Deuxièmement, comme dans chaque énoncé il y a cumul de procédés, une typologie des procédés de création lexicale a été dressée ainsi qu'une présentation systématisée des caractéristiques sémantico-structurelles et syntaxico-pragmatiques les plus fréquentes du parler des jeunes français et russes (notamment, l'emploi des marqueurs discursifs, leurs associations, fréquence et substituabilité).
Troisièmement, les rapprochements faits entre les énoncés oraux et écrits présents dans le corpus ont permis de constater que le numérique a fait apparaître de nouvelles conditions de communication ce qui a fait émerger de nouvelles stratégies communicatives.

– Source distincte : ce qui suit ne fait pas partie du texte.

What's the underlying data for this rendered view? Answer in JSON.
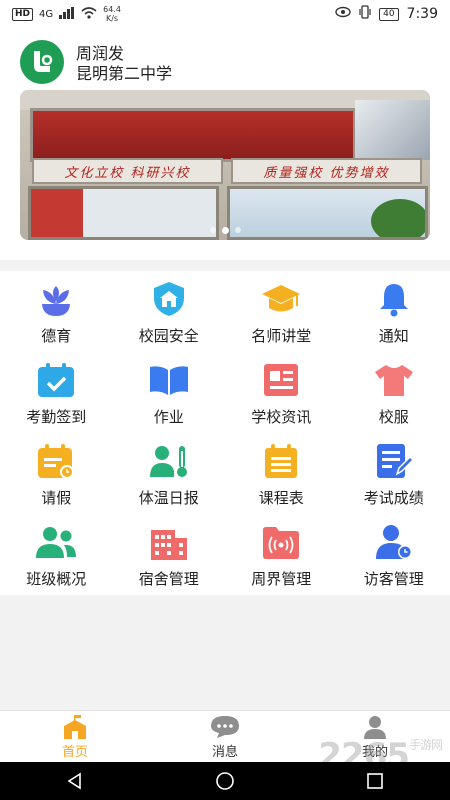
{
  "status_bar": {
    "hd": "HD",
    "signal": "4G",
    "speed_value": "64.4",
    "speed_unit": "K/s",
    "battery": "40",
    "time": "7:39"
  },
  "profile": {
    "name": "周润发",
    "school": "昆明第二中学"
  },
  "banner": {
    "sign_left": "文化立校 科研兴校",
    "sign_right": "质量强校 优势增效",
    "slides": 3,
    "active_slide": 1
  },
  "menu": [
    {
      "label": "德育",
      "icon": "flower-icon",
      "color": "#5b6ee8"
    },
    {
      "label": "校园安全",
      "icon": "shield-icon",
      "color": "#2fb0e6"
    },
    {
      "label": "名师讲堂",
      "icon": "graduation-cap-icon",
      "color": "#f5b021"
    },
    {
      "label": "通知",
      "icon": "bell-icon",
      "color": "#3b7bf0"
    },
    {
      "label": "考勤签到",
      "icon": "calendar-check-icon",
      "color": "#2fa8e8"
    },
    {
      "label": "作业",
      "icon": "book-icon",
      "color": "#3b7bf0"
    },
    {
      "label": "学校资讯",
      "icon": "news-icon",
      "color": "#f06a6a"
    },
    {
      "label": "校服",
      "icon": "shirt-icon",
      "color": "#f47a7a"
    },
    {
      "label": "请假",
      "icon": "leave-calendar-icon",
      "color": "#f5b021"
    },
    {
      "label": "体温日报",
      "icon": "thermometer-user-icon",
      "color": "#27b07a"
    },
    {
      "label": "课程表",
      "icon": "schedule-icon",
      "color": "#f5b021"
    },
    {
      "label": "考试成绩",
      "icon": "exam-edit-icon",
      "color": "#3b6ee8"
    },
    {
      "label": "班级概况",
      "icon": "group-icon",
      "color": "#27b07a"
    },
    {
      "label": "宿舍管理",
      "icon": "building-icon",
      "color": "#f06a6a"
    },
    {
      "label": "周界管理",
      "icon": "broadcast-folder-icon",
      "color": "#f06a6a"
    },
    {
      "label": "访客管理",
      "icon": "visitor-icon",
      "color": "#3b6ee8"
    }
  ],
  "bottom_nav": [
    {
      "label": "首页",
      "icon": "school-home-icon",
      "active": true
    },
    {
      "label": "消息",
      "icon": "chat-bubble-icon",
      "active": false
    },
    {
      "label": "我的",
      "icon": "profile-icon",
      "active": false
    }
  ],
  "watermark": {
    "text": "2265",
    "suffix": "手游网"
  }
}
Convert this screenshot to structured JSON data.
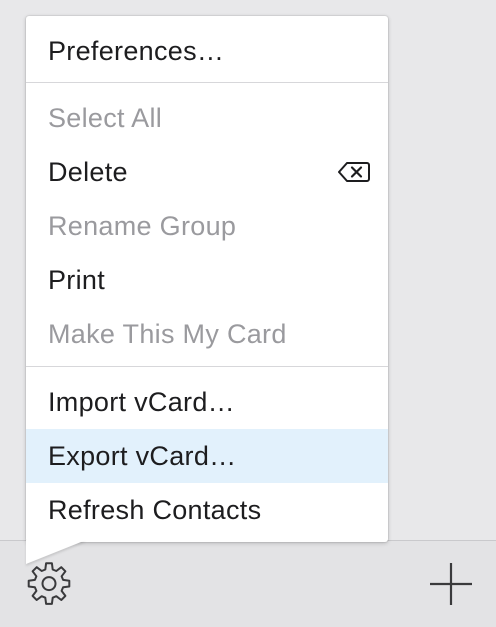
{
  "menu": {
    "items": [
      {
        "label": "Preferences…",
        "enabled": true
      },
      {
        "label": "Select All",
        "enabled": false
      },
      {
        "label": "Delete",
        "enabled": true,
        "shortcut_icon": "delete-backward-icon"
      },
      {
        "label": "Rename Group",
        "enabled": false
      },
      {
        "label": "Print",
        "enabled": true
      },
      {
        "label": "Make This My Card",
        "enabled": false
      },
      {
        "label": "Import vCard…",
        "enabled": true
      },
      {
        "label": "Export vCard…",
        "enabled": true,
        "highlighted": true
      },
      {
        "label": "Refresh Contacts",
        "enabled": true
      }
    ]
  },
  "toolbar": {
    "left_icon": "gear-icon",
    "right_icon": "plus-icon"
  },
  "colors": {
    "menu_text": "#1d1d1f",
    "menu_text_disabled": "#9a9a9e",
    "highlight": "#e2f1fc",
    "background": "#e8e8ea"
  }
}
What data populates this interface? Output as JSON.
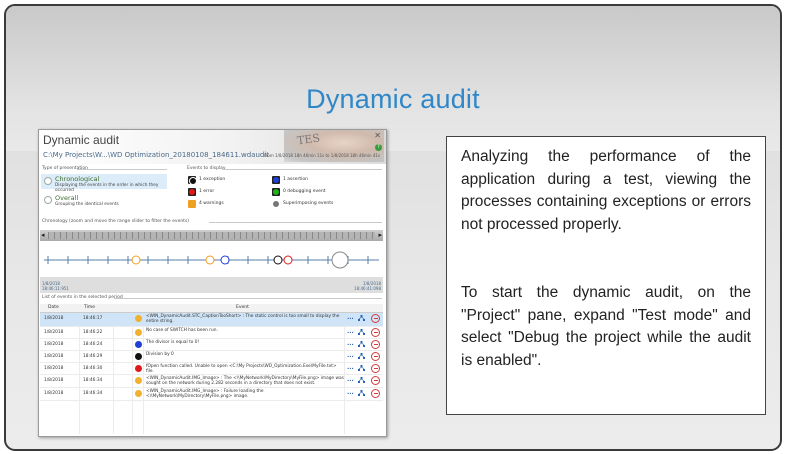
{
  "slide": {
    "title": "Dynamic audit"
  },
  "window": {
    "title": "Dynamic audit",
    "path": "C:\\My Projects\\W...\\WD Optimization_20180108_184611.wdaudit",
    "range": "From 1/8/2018 18h 46min 11s to 1/8/2018 18h 46min 41s",
    "background_text": "TES",
    "presentation_header": "Type of presentation",
    "presentation": [
      {
        "label": "Chronological",
        "desc": "Displaying the events in the order in which they occurred",
        "selected": true
      },
      {
        "label": "Overall",
        "desc": "Grouping the identical events",
        "selected": false
      }
    ],
    "events_header": "Events to display",
    "events": [
      {
        "label": "1 exception",
        "color": "#111111"
      },
      {
        "label": "1 assertion",
        "color": "#1f3fd6"
      },
      {
        "label": "1 error",
        "color": "#e01818"
      },
      {
        "label": "0 debugging event",
        "color": "#21b021"
      },
      {
        "label": "4 warnings",
        "color": "#f0a020"
      },
      {
        "label": "Superimposing events",
        "color": "#777777"
      }
    ],
    "chronology_header": "Chronology (zoom and move the range slider to filter the events)",
    "timeline_start": {
      "date": "1/8/2018",
      "time": "18:46:11:951"
    },
    "timeline_end": {
      "date": "1/8/2018",
      "time": "18:46:41:098"
    },
    "list_header": "List of events in the selected period",
    "columns": {
      "date": "Date",
      "time": "Time",
      "event": "Event"
    },
    "rows": [
      {
        "date": "1/8/2018",
        "time": "18:46:17",
        "color": "#f0b030",
        "event": "<WIN_DynamicAudit.STC_CaptionTooShort> : The static control is too small to display the entire string.",
        "selected": true
      },
      {
        "date": "1/8/2018",
        "time": "18:46:22",
        "color": "#f0b030",
        "event": "No case of SWITCH has been run.",
        "selected": false
      },
      {
        "date": "1/8/2018",
        "time": "18:46:24",
        "color": "#1f3fd6",
        "event": "The divisor is equal to 0!",
        "selected": false
      },
      {
        "date": "1/8/2018",
        "time": "18:46:29",
        "color": "#111111",
        "event": "Division by 0",
        "selected": false
      },
      {
        "date": "1/8/2018",
        "time": "18:46:30",
        "color": "#e01818",
        "event": "fOpen function called. Unable to open <C:\\My Projects\\WD_Optimization.Exe\\MyFile.txt> file.",
        "selected": false
      },
      {
        "date": "1/8/2018",
        "time": "18:46:34",
        "color": "#f0b030",
        "event": "<WIN_DynamicAudit.IMG_Image> : The <\\\\MyNetwork\\MyDirectory\\MyFile.png> image was sought on the network during 2.282 seconds in a directory that does not exist.",
        "selected": false
      },
      {
        "date": "1/8/2018",
        "time": "18:46:34",
        "color": "#f0b030",
        "event": "<WIN_DynamicAudit.IMG_Image> : Failure loading the <\\\\MyNetwork\\MyDirectory\\MyFile.png> image.",
        "selected": false
      }
    ],
    "more_label": "..."
  },
  "description": {
    "p1": "Analyzing the performance of the application during a test, viewing the processes containing exceptions or errors not processed properly.",
    "p2": "To start the dynamic audit, on the \"Project\" pane, expand \"Test mode\" and select \"Debug the project while the audit is enabled\"."
  }
}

Aujourd'hui, les échanges ont un caractère multimodal qui se décèle surtout chez les jeunes, utilisateurs natifs de la «réalité numérique». L'analyse des discours en face à face et des discours médiés par ordinateur, a permis de constater que le «numérique» et le «non-numérique» sont en co-construction permanente et ne sont pas séparables : les outils linguistiques mobilisés dans l'un et l'autre environnement sont les mêmes et posent de façon nouvelle les réflexions sur l'opposition traditionnelle oral/écrit.
Par ailleurs, la dimension contrastive de l'étude a mis en évidence que, si certains traits restent propres à chacune des deux populations car les jeunes sont évidemment porteurs de différentes cultures nationales, on voit très nettement l'impact des réseaux sociaux qui fondent un espace culturel global où les jeunes de différents pays du monde sont devenus porteurs d'un imaginaire collectif et créent ensemble des codes communs qui permettent des échanges multiculturels d'un nouveau type.